- Dirty words, taboo words, swear words, etc. I’ve found these lists particularly helpful in understanding how people are using Twitter data (btw, there’s COPIOUS stuff on Twitter on Infochimps).
- Speaking of bad words, you can also get all those Enron emails at Infochimps (but we have it at Stanford, too: /afs/ir/data/linguistic-data/Enron-Email-Corpus).
- And speaking of voyeurism, there’s also a corpus of erotica available. (There’s some pretty out-there stuff in it, but saying that may only make you more interested. Update: a quick analysis of this corpus.)
Some of you eat with finger bowls and extended pinkies–does Infochimps have less smutty stuff?
- One of the interests in the NLP group is understanding how academic collaboration works (for example, Johri et al., 2011). A similar question could be asked by looking at a million different syllabi.
- There’s lots of newsgroup stuff out there (besides porn), for example: here and here.

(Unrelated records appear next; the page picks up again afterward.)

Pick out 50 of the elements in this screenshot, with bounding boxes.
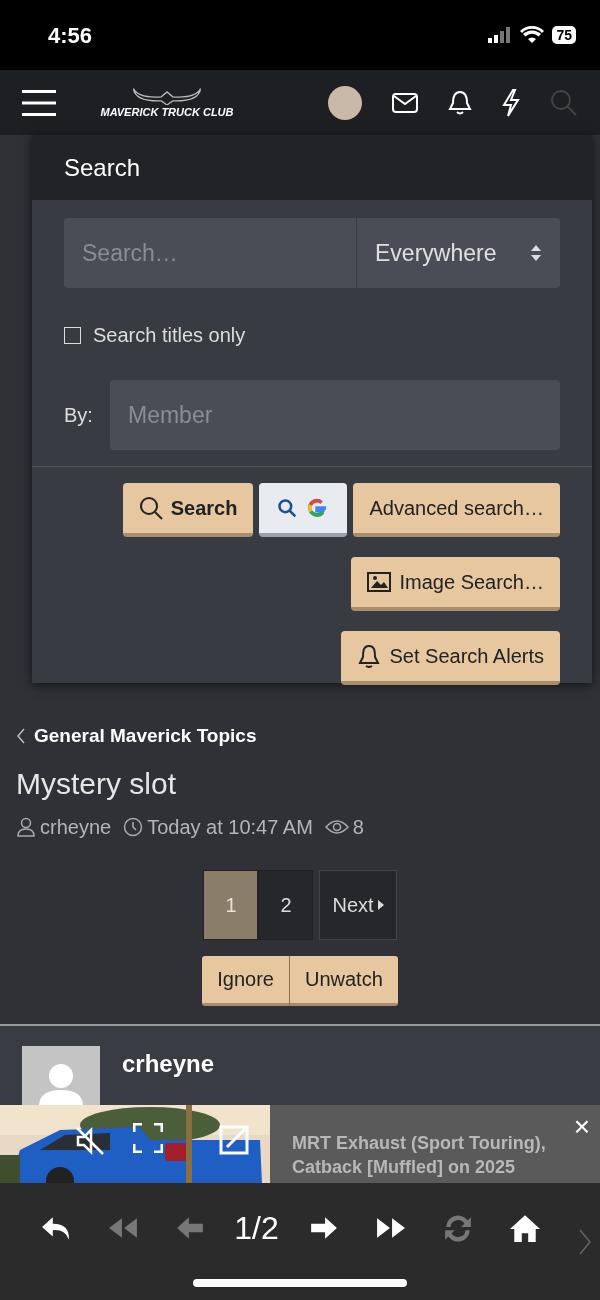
fullscreen-icon[interactable] (133, 1123, 163, 1153)
search-button[interactable]: Image Search… (351, 557, 560, 611)
scope-select[interactable]: Everywhere (356, 218, 560, 288)
chevron-left-icon[interactable] (16, 728, 26, 745)
clock-icon (123, 816, 144, 837)
next-button[interactable]: Next (319, 869, 397, 940)
avatar[interactable] (328, 85, 362, 120)
avatar-placeholder-icon (22, 1045, 100, 1106)
post-time: Today at 10:47 AM (147, 814, 313, 840)
page-button[interactable]: 2 (258, 869, 314, 940)
search-button[interactable]: Search (122, 483, 254, 537)
status-time: 4:56 (48, 21, 93, 50)
thread-title: Mystery slot (16, 765, 178, 802)
member-field[interactable]: Member (110, 380, 560, 450)
checkbox-label: Search titles only (93, 323, 246, 348)
search-field[interactable]: Search… (64, 218, 356, 288)
action-button[interactable]: Ignore (202, 955, 290, 1006)
eye-icon (324, 817, 349, 836)
chevron-right-icon[interactable] (578, 1228, 592, 1256)
menu-icon[interactable] (22, 88, 56, 117)
wifi-icon (520, 26, 545, 44)
battery-level: 75 (552, 26, 576, 44)
view-count: 8 (352, 814, 364, 840)
search-icon (138, 496, 163, 520)
caret-right-icon (377, 899, 384, 910)
author-link[interactable]: crheyne (40, 811, 112, 842)
breadcrumb-link[interactable]: General Maverick Topics (34, 722, 257, 751)
signal-icon (488, 27, 513, 43)
field-label: By: (64, 403, 94, 428)
dropdown-title: Search (32, 135, 592, 200)
bell-icon[interactable] (448, 89, 472, 116)
image-icon (367, 570, 392, 594)
user-icon (16, 816, 36, 837)
search-button[interactable]: Set Search Alerts (341, 631, 560, 685)
external-link-icon[interactable] (219, 1125, 249, 1155)
site-logo[interactable]: MAVERICK TRUCK CLUB (100, 104, 234, 119)
lightning-icon[interactable] (502, 88, 520, 117)
search-button[interactable]: Advanced search… (353, 483, 560, 537)
post-author[interactable]: crheyne (122, 1045, 215, 1106)
mute-icon[interactable] (74, 1125, 106, 1157)
sort-arrows-icon (530, 244, 542, 262)
page-indicator: 1/2 (234, 1209, 279, 1248)
action-button[interactable]: Unwatch (289, 955, 398, 1006)
checkbox[interactable] (64, 326, 81, 344)
mail-icon[interactable] (392, 92, 418, 113)
ad-banner[interactable]: MRT Exhaust (Sport Touring), Catback [Muffled] on 2025 × (0, 1105, 600, 1183)
close-button[interactable]: × (573, 1113, 590, 1141)
search-icon (277, 498, 298, 518)
bell-icon (357, 644, 382, 668)
google-search-button[interactable] (259, 483, 348, 537)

- And there are also summaries of headlines and news articles.
Finally, some stuff on accents:
- Infochimps HAS lots of data and they also LINK to lots of data. For example, the Speech Accent Archive, which has over 1,200 people reading a paragraph in English. They’re from all over the place (native and non-native English speakers).

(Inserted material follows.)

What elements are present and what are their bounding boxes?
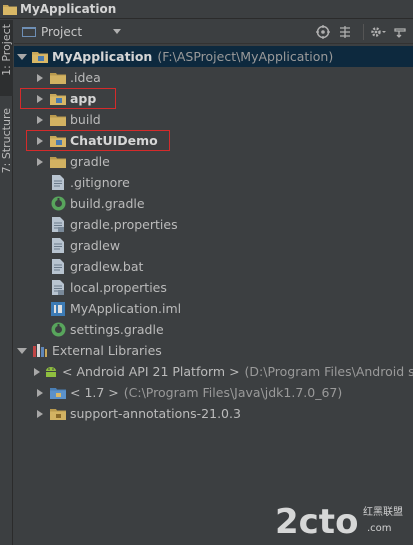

- There’s also a meme on YouTube that you could use. Search for “What’s my accent?” (Here are some steps I wrote up about how to download YouTube audio so you can play with it in Praat).
- And, okay, the whole reason you should’ve been reading this post is to get the following link to “Pronunciation Manual“. If you haven’t seen it yet: it’s honey-badger good. Happy Friday!